What’s particularly startling about We All Raise Our Voices … is just how affable and friendly Meloy is in front of a live audience. On record, Meloy comes across as bookish and nerdy, but, on this live LP, he is witty and personable, and much of the albums’ stage banter focuses squarely on him. On “Billy Liar”, with much of the audience already singing along, Meloy starts some friendly encouragement of some of those sitting in the front row that aren’t playing gamely. “I happen to know that, each one of you, you have a beautiful singing voice,” he says, singling out one member by adding “You, sir, have a beautiful singing voice, so let’s get a little more people, a little more louder, please.” Of course, “The Mariner’s Revenge Song” features the ultimate in audience participation: Meloy gets everyone to scream as though they had been swallowed by a whale during one key moment of the song, and it is a fun, yet harrowing, sound, hearing just how “into it” some of the ladies near the audience microphones get into the spirit of the act. At the end of “The Soldering Life” when someone off stage offers that Meloy should stand up and dance, to much laughter, he just coyly turns the tables back on the heckler: “It makes us feel good when we play in front of a kind of a staid, seated audience, (because) when they do finally leap up, it makes us feel as if we’ve freed the town from the shackles of conservatism. … Now that we’ve got you all standing, we’re going to regale you with a song about joint suicide,” and then the band starts up “We Both Go Down Together”. Ba-dump-dump-cymbal crash. Mere minutes later, during the same song, we gets the crowd to sing along with some ghostly “ohh’s” that add a haunting layer to the track.

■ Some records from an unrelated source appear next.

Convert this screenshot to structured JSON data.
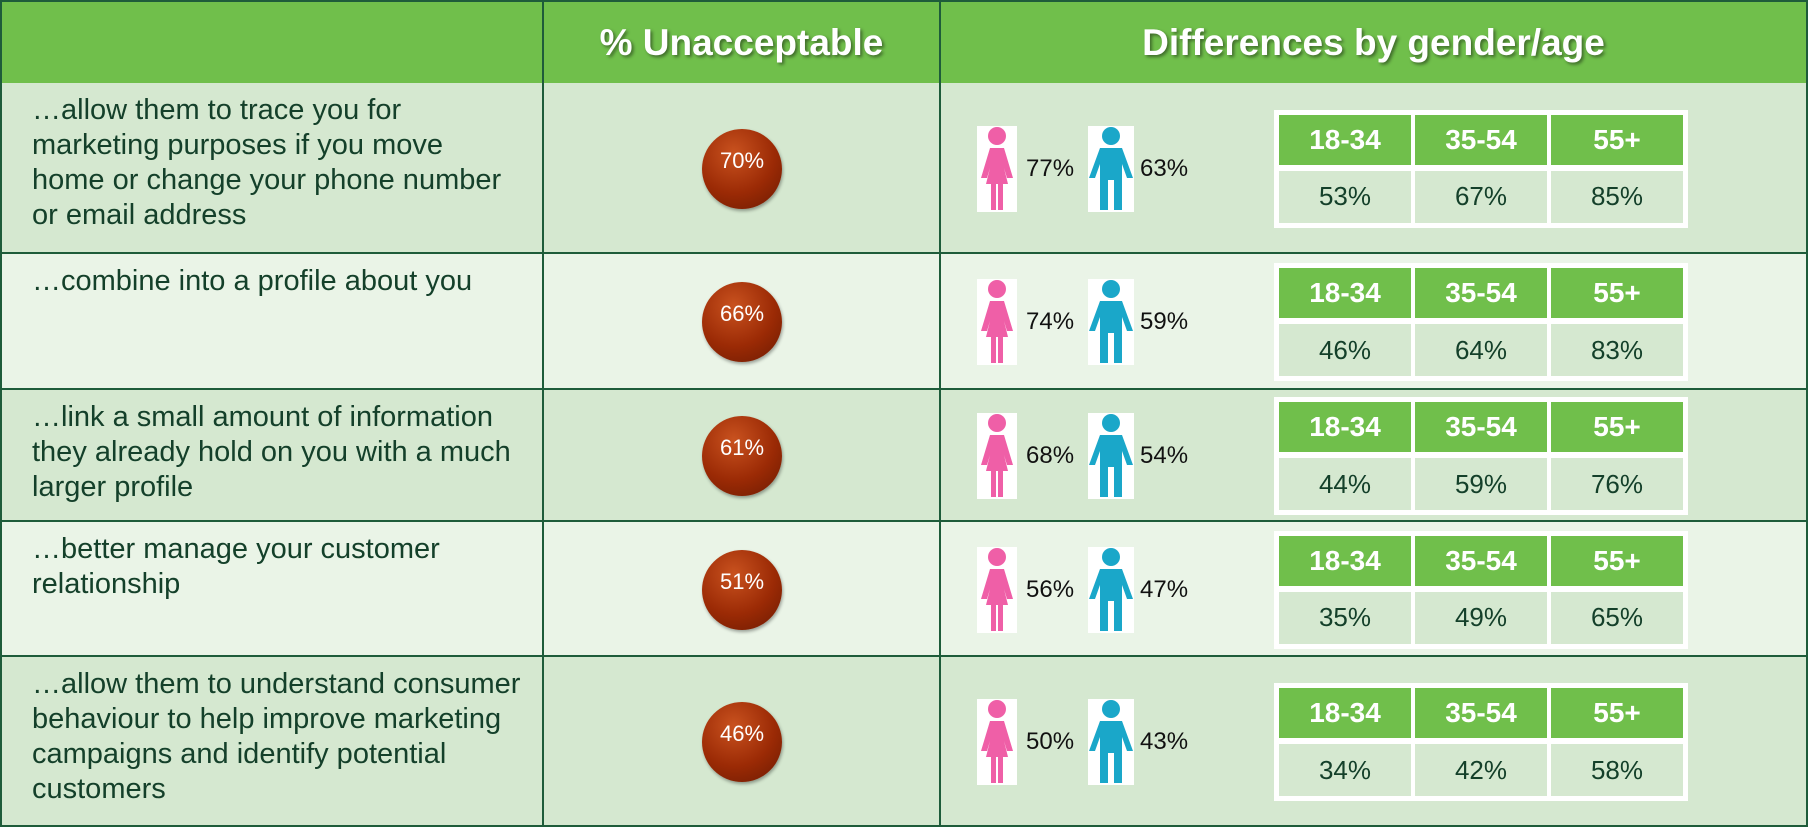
{
  "table": {
    "headers": [
      "% Unacceptable",
      "Differences by gender/age"
    ],
    "age_groups": [
      "18-34",
      "35-54",
      "55+"
    ],
    "rows": [
      {
        "label": "…allow them to trace you for marketing purposes if you move home or change your phone number or email address",
        "unacceptable": "70%",
        "female": "77%",
        "male": "63%",
        "ages": [
          "53%",
          "67%",
          "85%"
        ]
      },
      {
        "label": "…combine into a profile about you",
        "unacceptable": "66%",
        "female": "74%",
        "male": "59%",
        "ages": [
          "46%",
          "64%",
          "83%"
        ]
      },
      {
        "label": "…link a small amount of information they already hold on you with a much larger profile",
        "unacceptable": "61%",
        "female": "68%",
        "male": "54%",
        "ages": [
          "44%",
          "59%",
          "76%"
        ]
      },
      {
        "label": "…better manage your customer relationship",
        "unacceptable": "51%",
        "female": "56%",
        "male": "47%",
        "ages": [
          "35%",
          "49%",
          "65%"
        ]
      },
      {
        "label": "…allow them to understand consumer behaviour to help improve marketing campaigns and identify potential customers",
        "unacceptable": "46%",
        "female": "50%",
        "male": "43%",
        "ages": [
          "34%",
          "42%",
          "58%"
        ]
      }
    ]
  }
}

All in all, We All Raise Our Voices … is a fun listen, and one that really makes the case for the Decemberists as a powerful force, despite what you might have felt about those last two studio albums. Granted, the set is a little too heavy on The King Is Dead songs: slightly more than a third of the cuts represented here come from that album. Sure, this was the record the group was touring behind at the time, and, yes, it is arguably their best-known LP among the mainstream public, so it would make sense to lean a bit on those songs. However, something that reached a little more evenly across the band’s earlier, and better, discography would have been more fitting – especially considering that only three tracks from the endearing and enduring Her Majesty the Decemberists are represented here (compared with seven from the slightly underwhelming The King Is Dead). Still, at one point, Meloy wryly notes, “There will be many selections played tonight. You will, you will walk away feeling as if your money, your hard-earned money, had been well, well spent.” He might as well have been talking about this live album in particular, as I can’t think of a greater summation of the necessity of it for those looking to relive their favourite Decemberists concert experience, or, if you weren’t there, hear what the fuss was all about. Buying We All Raise Our Voices … is, indeed, money well spent, regardless if you’re a new fan or old, and is a fitting way for a band of this calibre to take a bow and step out of the spotlight for a few years, and take a much-deserved and much-needed break.